I’ve never much gone in for festooning my own yard at Halloween, unless you count the live spiders who call my porches home. I used to stuff orange trash bags with leaves and set them at the end of the driveway, but my mischief-making dogs quickly convinced me that such an effort was futile.
Maybe that’s why I love other people’s yards so much.
***
I’ve spent the past three Halloweens visiting my Kentucky grandkids. They live in a neighborhood perfect for trick-or-treating. Quiet streets, charming old houses built close together and sidewalks on both sides of the road.
Both children are old enough to walk now, though little June–disguised as a ladybug on Halloween night–didn’t make it far before wanting to be carried. Three-year-old Eli, reluctantly dressed as a doctor in a white coat with a plastic stethoscope around his neck, was eager to have his treat bag filled. His mama, much to her credit, is not a fan of junk food. But last Halloween she surprised us all by letting Eli eat two full-size Reese’s peanut butter cups. Before supper.
He’s been counting down the days to this Halloween ever since.
Theirs is a neighborhood where folks give out the good stuff. No sugar-free Lifesavers or off-brand bubble gum or mini-boxes of raisins here. Trick-or-treat for half an hour and you’ll come home with a bag full of candy bars. Guaranteed. And, lucky for me, both Eli and June are too young to be trusted not to choke on peanuts.
Meaning something had to be done with every one of their Snickers bars.

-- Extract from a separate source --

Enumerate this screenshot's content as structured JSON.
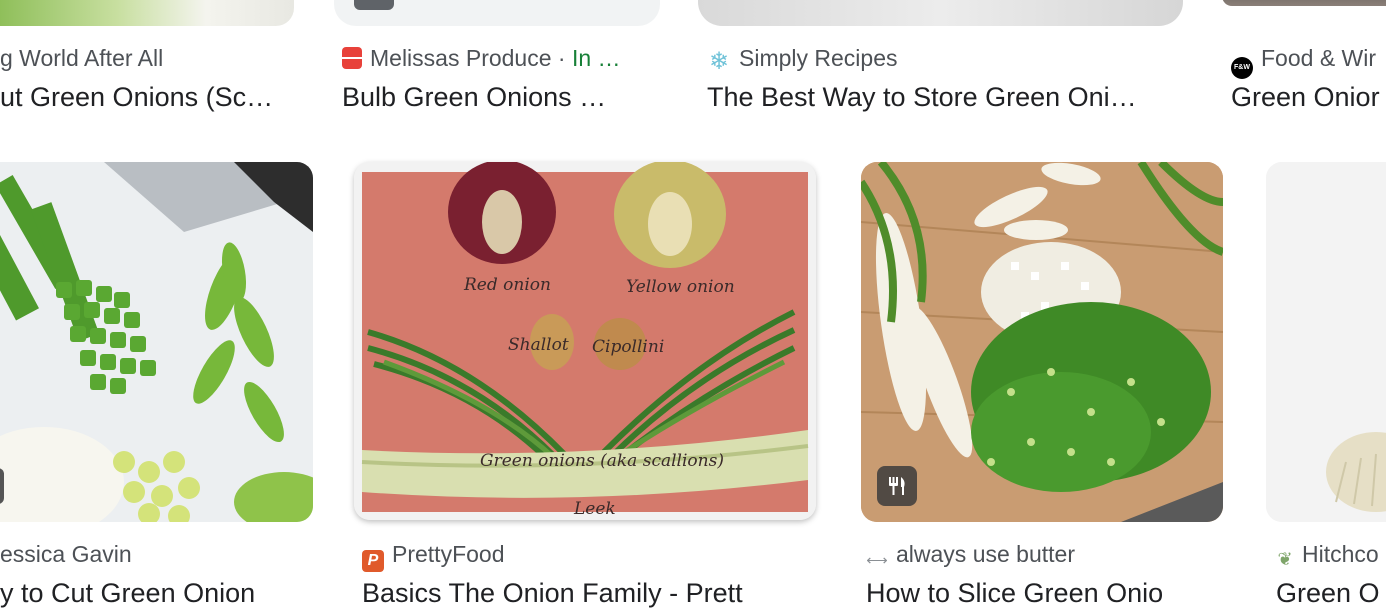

But it would seem that a couple of the neighbors forgot to do their candy shopping. One substituted lunchbox-size bags of Cheetos and Fritos. Stranger than that, the man who lives at the end of the street gave each trick-or-treater a raw potato. I’m not making this up.
***
My favorite Halloween story happened right here in Cookeville, at a small discount retailer near the heart of downtown. I was there to buy a birthday card and a big sack of dog food, so I needed a buggy. Which were all jammed together at the front of the store. And I do mean jammed.
The woman who entered the store ahead of me looked to be about my age, though she didn’t dress like it. Use your imagination to fill in the details. She headed straight for the buggies and began trying to jerk one loose from the herd. She failed. The straps and buckles on the buggy she wanted were tangled up with the straps and buckles on other buggies and she couldn’t separate them. Know why? Her hands and arms, all the way up to the elbow, were covered in thick brown fur. Her fingernails were wolf claws. And it was still two days until Halloween.
Proving that it’s not all that hard to find a subject for a newspaper column. All you have to do is pay attention and then write things down.
(November 8, 2015)
Delightful! I live on a street where we have lots of spooks, so candy abounds in this house before Halloween. If I can leave all the packages closed before the evening, I am safe since all its sugary “goodness’ is gone soon enough that I am no longer tempted. I like Halloween and am so pleased at the anticipation in the children’s voices and their good manners. That must have been a funny scene between the buggies and the beast!